The measurement of pro-inflammatory cytokines/chemokines and interferons following infection Calu-3 cells with SARS-CoV-2 variants.
The Calu-3 cells were infected with different SARS-CoV-2 variants at MOI 0.1. At 48 hpi, supernatant of each well were collected and measured for pro-inflammatory cytokine/chemokine concentration. The values of IP-10 (a), TNF-α (b), IL-6 (c), IL-1β (d), IL-2 (e), IL-3 (f), IL-8 (g), IL-9 (h), IL-12p70 (i), IL-17A (j), IL-22 (k), MCP1 (l), MIP-α (m), MIP-β (n), IFN-α2 (o), and IFN-γ (p) were compared among variants. The geometric mean value of triplicate is shown with error bars representing the SD of the mean. Mock infection, wild-type, D614G, Alpha, Beta, Delta, and Omicron variants were presented in different bar motifs. Statistical significance was calculated using the one-way ANOVA with Dunnett’s multiple comparisons test. *p<0.05, **p<0.01, ***p<0.001, and ****p<0.0001.
Fig 5.
The measurement of anti-inflammatory cytokines following infection Calu-3 cells with SARS-CoV-2 variants.

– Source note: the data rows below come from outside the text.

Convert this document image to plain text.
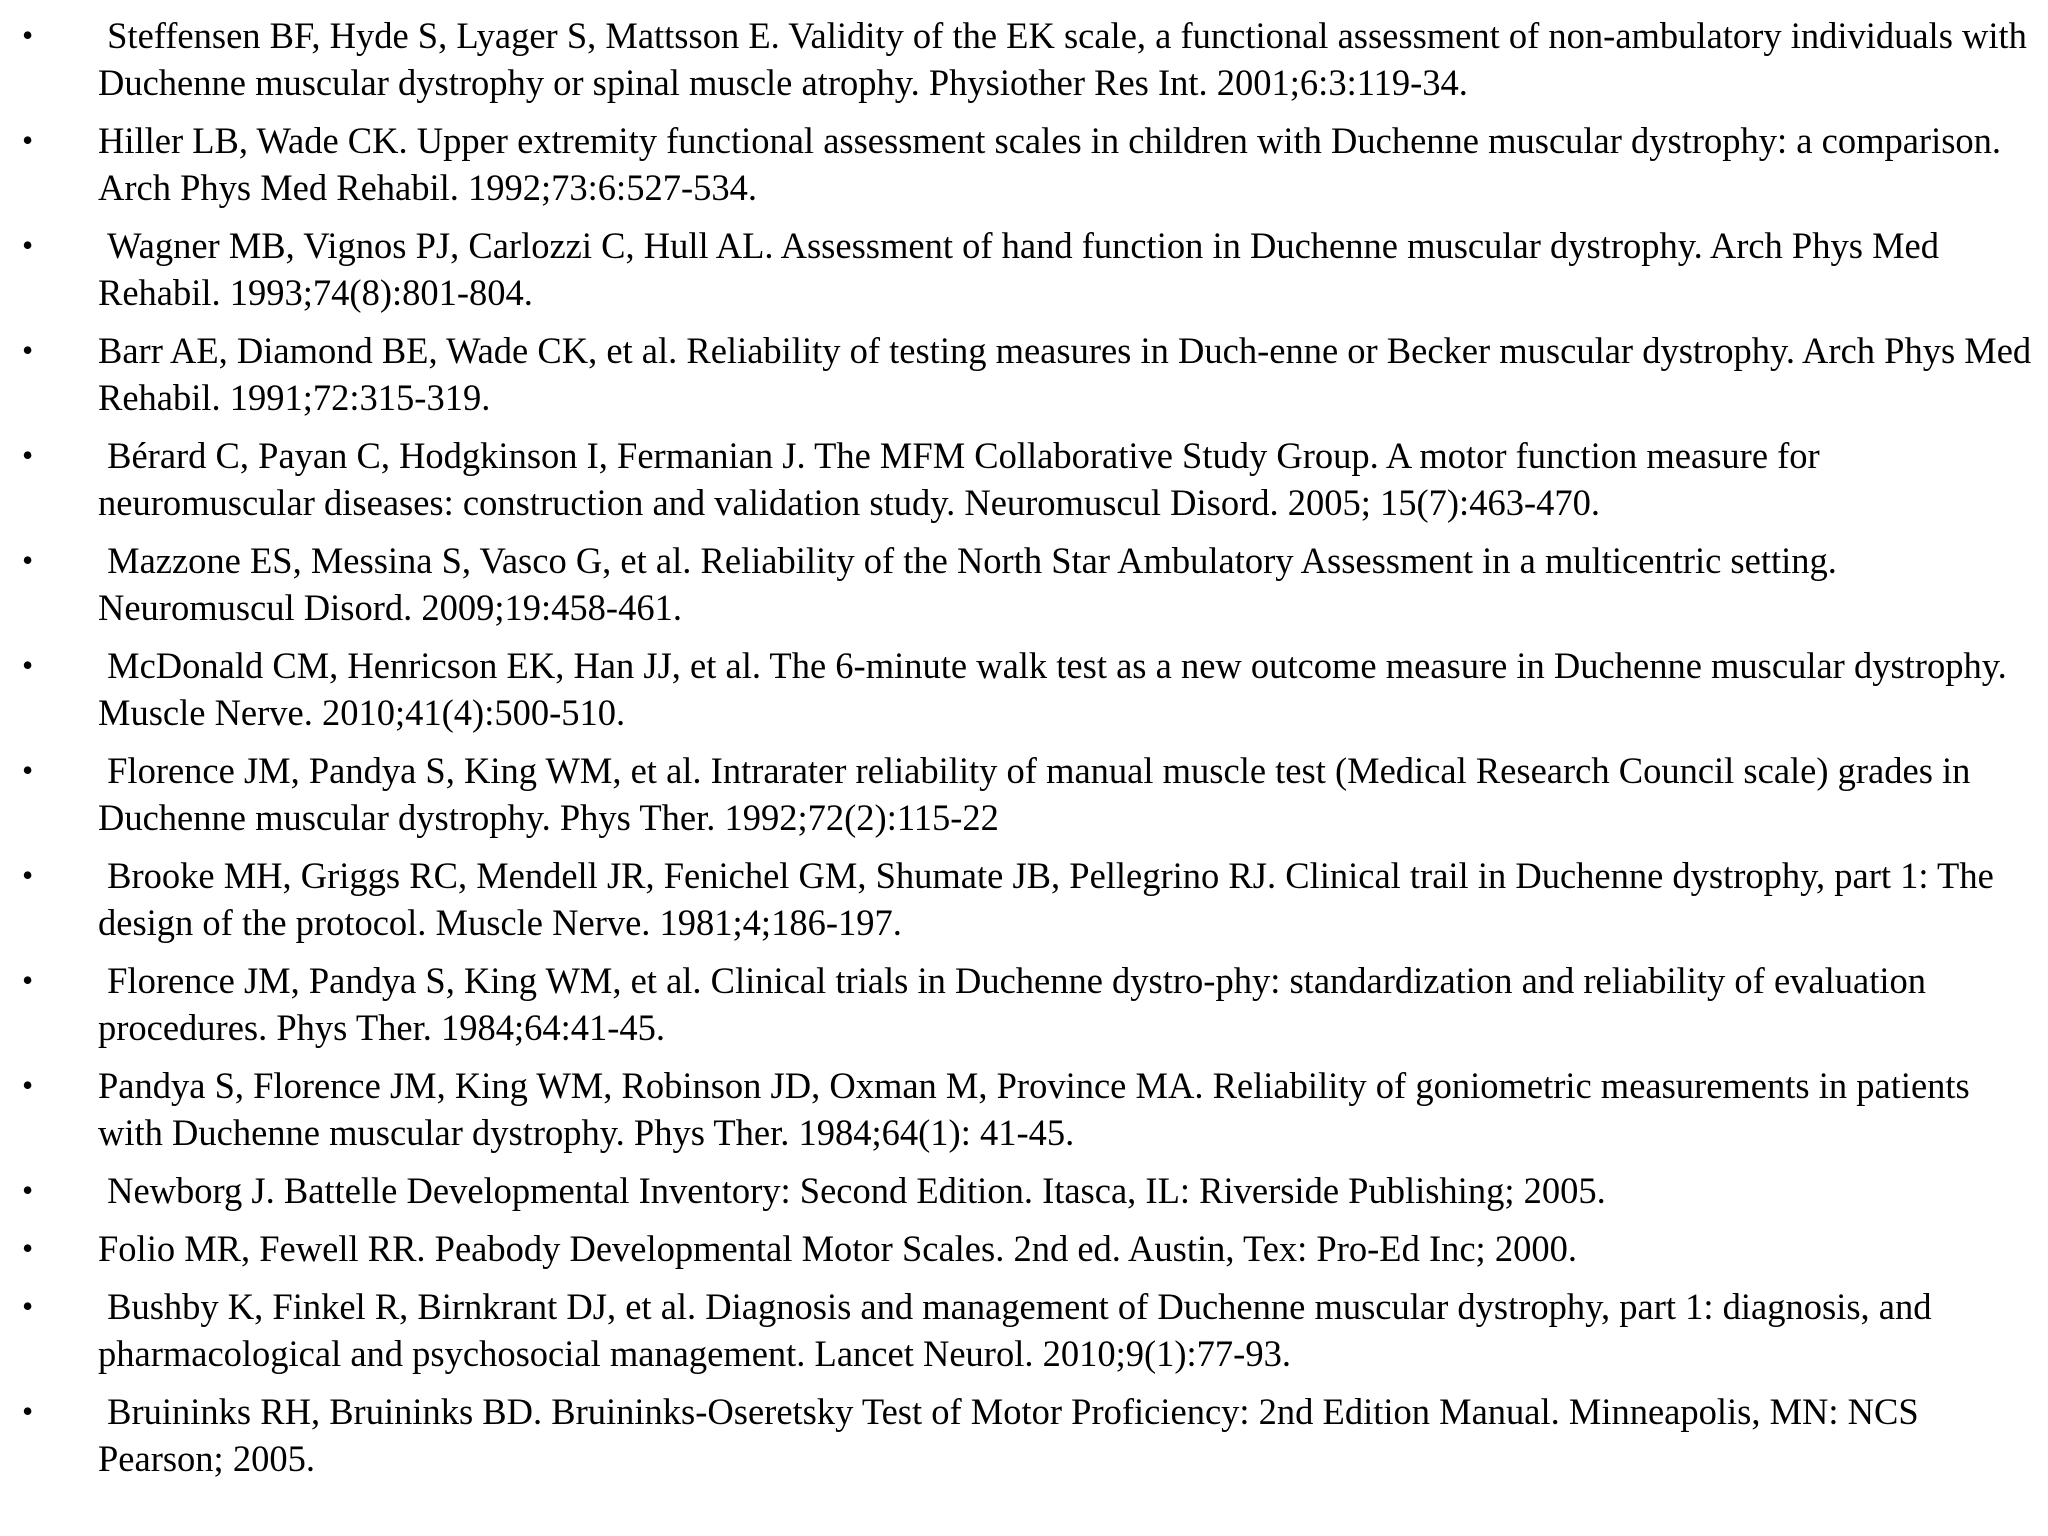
• Steffensen BF, Hyde S, Lyager S, Mattsson E. Validity of the EK scale, a functional assessment of non-ambulatory individuals with Duchenne muscular dystrophy or spinal muscle atrophy. Physiother Res Int. 2001;6:3:119-34.
• Hiller LB, Wade CK. Upper extremity functional assessment scales in children with Duchenne muscular dystrophy: a comparison. Arch Phys Med Rehabil. 1992;73:6:527-534.
• Wagner MB, Vignos PJ, Carlozzi C, Hull AL. Assessment of hand function in Duchenne muscular dystrophy. Arch Phys Med Rehabil. 1993;74(8):801-804.
• Barr AE, Diamond BE, Wade CK, et al. Reliability of testing measures in Duch-enne or Becker muscular dystrophy. Arch Phys Med Rehabil. 1991;72:315-319.
• Bérard C, Payan C, Hodgkinson I, Fermanian J. The MFM Collaborative Study Group. A motor function measure for neuromuscular diseases: construction and validation study. Neuromuscul Disord. 2005; 15(7):463-470.
• Mazzone ES, Messina S, Vasco G, et al. Reliability of the North Star Ambulatory Assessment in a multicentric setting. Neuromuscul Disord. 2009;19:458-461.
• McDonald CM, Henricson EK, Han JJ, et al. The 6-minute walk test as a new outcome measure in Duchenne muscular dystrophy. Muscle Nerve. 2010;41(4):500-510.
• Florence JM, Pandya S, King WM, et al. Intrarater reliability of manual muscle test (Medical Research Council scale) grades in Duchenne muscular dystrophy. Phys Ther. 1992;72(2):115-22
• Brooke MH, Griggs RC, Mendell JR, Fenichel GM, Shumate JB, Pellegrino RJ. Clinical trail in Duchenne dystrophy, part 1: The design of the protocol. Muscle Nerve. 1981;4;186-197.
• Florence JM, Pandya S, King WM, et al. Clinical trials in Duchenne dystro-phy: standardization and reliability of evaluation procedures. Phys Ther. 1984;64:41-45.
• Pandya S, Florence JM, King WM, Robinson JD, Oxman M, Province MA. Reliability of goniometric measurements in patients with Duchenne muscular dystrophy. Phys Ther. 1984;64(1): 41-45.
• Newborg J. Battelle Developmental Inventory: Second Edition. Itasca, IL: Riverside Publishing; 2005.
• Folio MR, Fewell RR. Peabody Developmental Motor Scales. 2nd ed. Austin, Tex: Pro-Ed Inc; 2000.
• Bushby K, Finkel R, Birnkrant DJ, et al. Diagnosis and management of Duchenne muscular dystrophy, part 1: diagnosis, and pharmacological and psychosocial management. Lancet Neurol. 2010;9(1):77-93.
• Bruininks RH, Bruininks BD. Bruininks-Oseretsky Test of Motor Proficiency: 2nd Edition Manual. Minneapolis, MN: NCS Pearson; 2005.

Different SARS-CoV-2 variants were used to infect the Calu-3 cells at a MOI of 0.1. Supernatants from each well were collected at 48 hpi, and their anti-inflammatory cytokine concentrations were analyzed. The values of IL-1RA (a) and IL-10 (b) were compared among VOCs. The geometric mean value of triplicates is shown with error bars representing the SD of the mean. Mock infection, wild-type, D614G, Alpha, Beta, Delta, and Omicron variants were presented in different bar motifs. Statistical significance was calculated using the one-way ANOVA with Dunnett’s multiple comparisons test. *p<0.05, ***p<0.001, and ****p<0.0001.
Fig 6.
The measurement of secreted growth factors following infection Calu-3 cells with SARS-CoV-2 variants.

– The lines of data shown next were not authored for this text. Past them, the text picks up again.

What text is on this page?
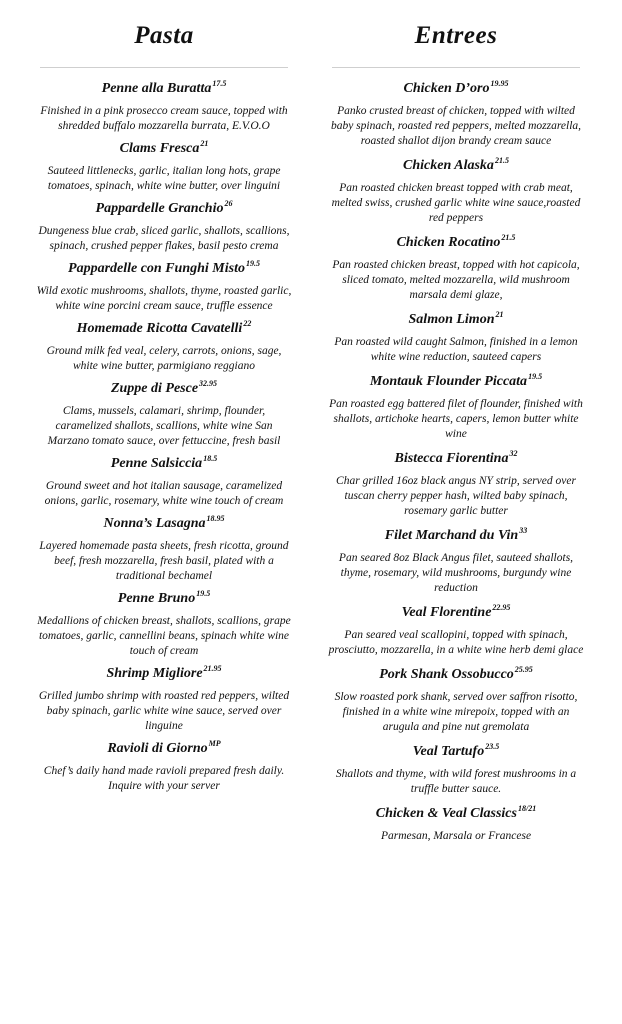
Pasta
Penne alla Buratta$^{17.5}$
Finished in a pink prosecco cream sauce, topped with shredded buffalo mozzarella burrata, E.V.O.O
Clams Fresca$^{21}$
Sauteed littlenecks, garlic, italian long hots, grape tomatoes, spinach, white wine butter, over linguini
Pappardelle Granchio$^{26}$
Dungeness blue crab, sliced garlic, shallots, scallions, spinach, crushed pepper flakes, basil pesto crema
Pappardelle con Funghi Misto$^{19.5}$
Wild exotic mushrooms, shallots, thyme, roasted garlic, white wine porcini cream sauce, truffle essence
Homemade Ricotta Cavatelli$^{22}$
Ground milk fed veal, celery, carrots, onions, sage, white wine butter, parmigiano reggiano
Zuppe di Pesce$^{32.95}$
Clams, mussels, calamari, shrimp, flounder, caramelized shallots, scallions, white wine San Marzano tomato sauce, over fettuccine, fresh basil
Penne Salsiccia$^{18.5}$
Ground sweet and hot italian sausage, caramelized onions, garlic, rosemary, white wine touch of cream
Nonna’s Lasagna$^{18.95}$
Layered homemade pasta sheets, fresh ricotta, ground beef, fresh mozzarella, fresh basil, plated with a traditional bechamel
Penne Bruno$^{19.5}$
Medallions of chicken breast, shallots, scallions, grape tomatoes, garlic, cannellini beans, spinach white wine touch of cream
Shrimp Migliore$^{21.95}$
Grilled jumbo shrimp with roasted red peppers, wilted baby spinach, garlic white wine sauce, served over linguine
Ravioli di Giorno$^{MP}$
Chef’s daily hand made ravioli prepared fresh daily. Inquire with your server
Entrees
Chicken D’oro$^{19.95}$
Panko crusted breast of chicken, topped with wilted baby spinach, roasted red peppers, melted mozzarella, roasted shallot dijon brandy cream sauce
Chicken Alaska$^{21.5}$
Pan roasted chicken breast topped with crab meat, melted swiss, crushed garlic white wine sauce,roasted red peppers
Chicken Rocatino$^{21.5}$
Pan roasted chicken breast, topped with hot capicola, sliced tomato, melted mozzarella, wild mushroom marsala demi glaze,
Salmon Limon$^{21}$
Pan roasted wild caught Salmon, finished in a lemon white wine reduction, sauteed capers
Montauk Flounder Piccata$^{19.5}$
Pan roasted egg battered filet of flounder, finished with shallots, artichoke hearts, capers, lemon butter white wine
Bistecca Fiorentina$^{32}$
Char grilled 16oz black angus NY strip, served over tuscan cherry pepper hash, wilted baby spinach, rosemary garlic butter
Filet Marchand du Vin$^{33}$
Pan seared 8oz Black Angus filet, sauteed shallots, thyme, rosemary, wild mushrooms, burgundy wine reduction
Veal Florentine$^{22.95}$
Pan seared veal scallopini, topped with spinach, prosciutto, mozzarella, in a white wine herb demi glace
Pork Shank Ossobucco$^{25.95}$
Slow roasted pork shank, served over saffron risotto, finished in a white wine mirepoix, topped with an arugula and pine nut gremolata
Veal Tartufo$^{23.5}$
Shallots and thyme, with wild forest mushrooms in a truffle butter sauce.
Chicken & Veal Classics$^{18/21}$
Parmesan, Marsala or Francese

The Calu-3 cells were infected with various SARS-CoV-2 variants at MOI 0.1. The supernatant of each well were taken at 48 hpi and measured for growth factors concentration. The values of FGF-2 (a), VEGF-A (b), G-CSF (c), PDGF-AA (d), and PDGF-BB (e) were compared among variants. The geometric mean value of triplicates is shown with error bars representing the SD of the mean. Mock infection, wild-type, D614G, Alpha, Beta, Delta, and Omicron variants were presented in different bar motifs. Statistical significance was calculated using the one-way ANOVA with Dunnett’s multiple comparisons test. *p<0.05, **p<0.01, ***p<0.001, and ****p<0.0001.
Fig 7.
Heatmap of cytokine expression in Calu-3 cells infected with different SARS-CoV-2 VOCs at 48 hpi.

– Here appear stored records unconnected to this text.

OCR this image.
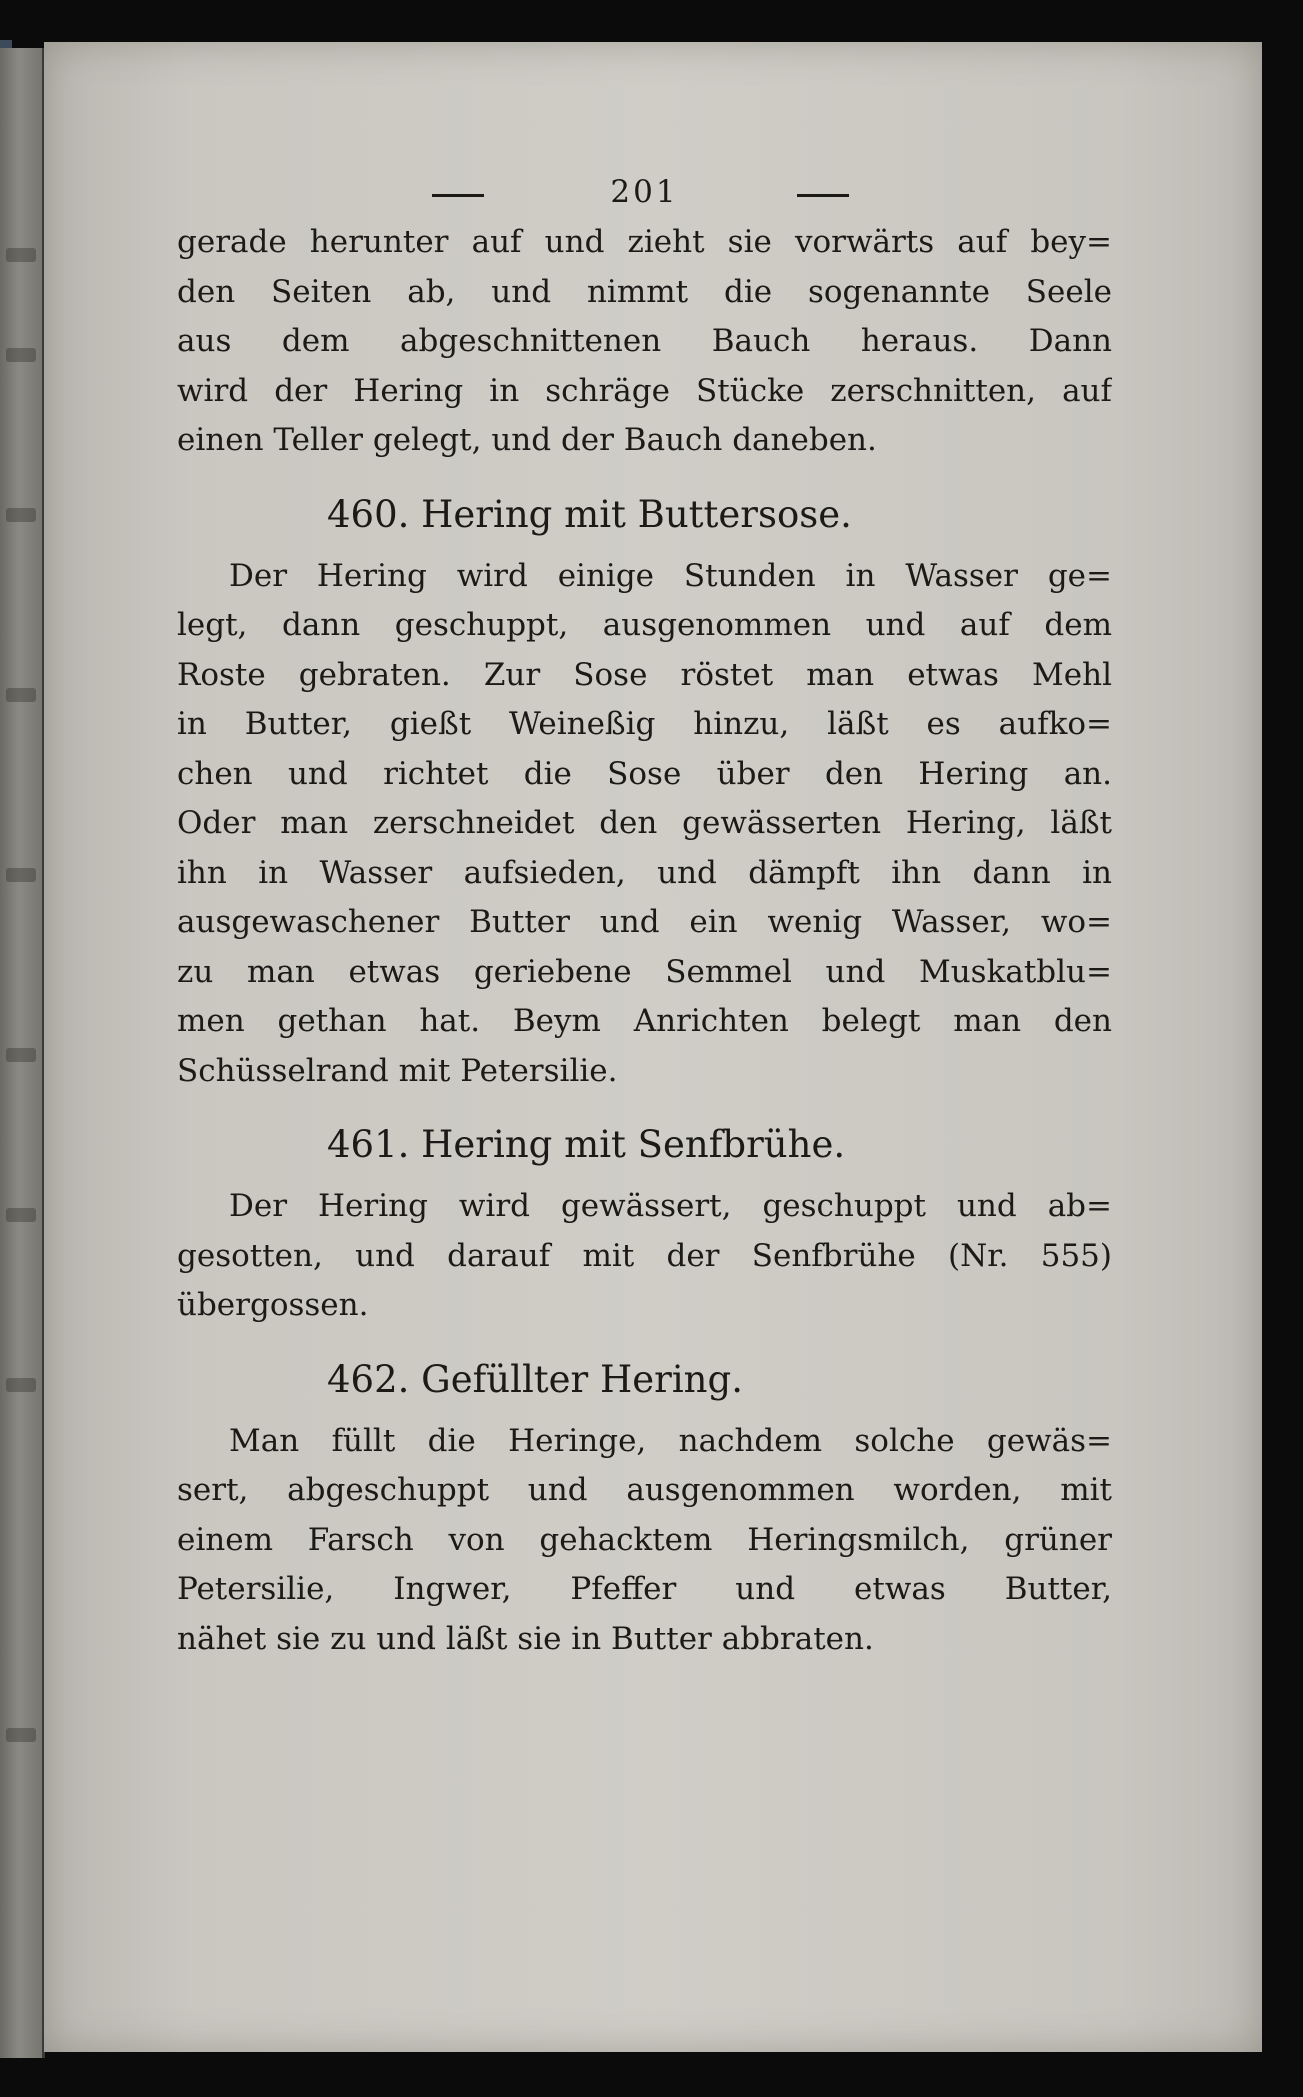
201
gerade herunter auf und zieht sie vorwärts auf bey=
den Seiten ab, und nimmt die sogenannte Seele
aus dem abgeschnittenen Bauch heraus. Dann
wird der Hering in schräge Stücke zerschnitten, auf
einen Teller gelegt, und der Bauch daneben.
460. Hering mit Buttersose.
Der Hering wird einige Stunden in Wasser ge=
legt, dann geschuppt, ausgenommen und auf dem
Roste gebraten. Zur Sose röstet man etwas Mehl
in Butter, gießt Weineßig hinzu, läßt es aufko=
chen und richtet die Sose über den Hering an.
Oder man zerschneidet den gewässerten Hering, läßt
ihn in Wasser aufsieden, und dämpft ihn dann in
ausgewaschener Butter und ein wenig Wasser, wo=
zu man etwas geriebene Semmel und Muskatblu=
men gethan hat. Beym Anrichten belegt man den
Schüsselrand mit Petersilie.
461. Hering mit Senfbrühe.
Der Hering wird gewässert, geschuppt und ab=
gesotten, und darauf mit der Senfbrühe (Nr. 555)
übergossen.
462. Gefüllter Hering.
Man füllt die Heringe, nachdem solche gewäs=
sert, abgeschuppt und ausgenommen worden, mit
einem Farsch von gehacktem Heringsmilch, grüner
Petersilie, Ingwer, Pfeffer und etwas Butter,
nähet sie zu und läßt sie in Butter abbraten.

The cytokine concentrations were relatively transformed into log2 fold change value and scale in comparison to mock infection. Four main cytokine categories are presented, including pro-inflammatory cytokines/chemokines (a), interferons (b), anti-inflammatory cytokines (c), and growth factors (d).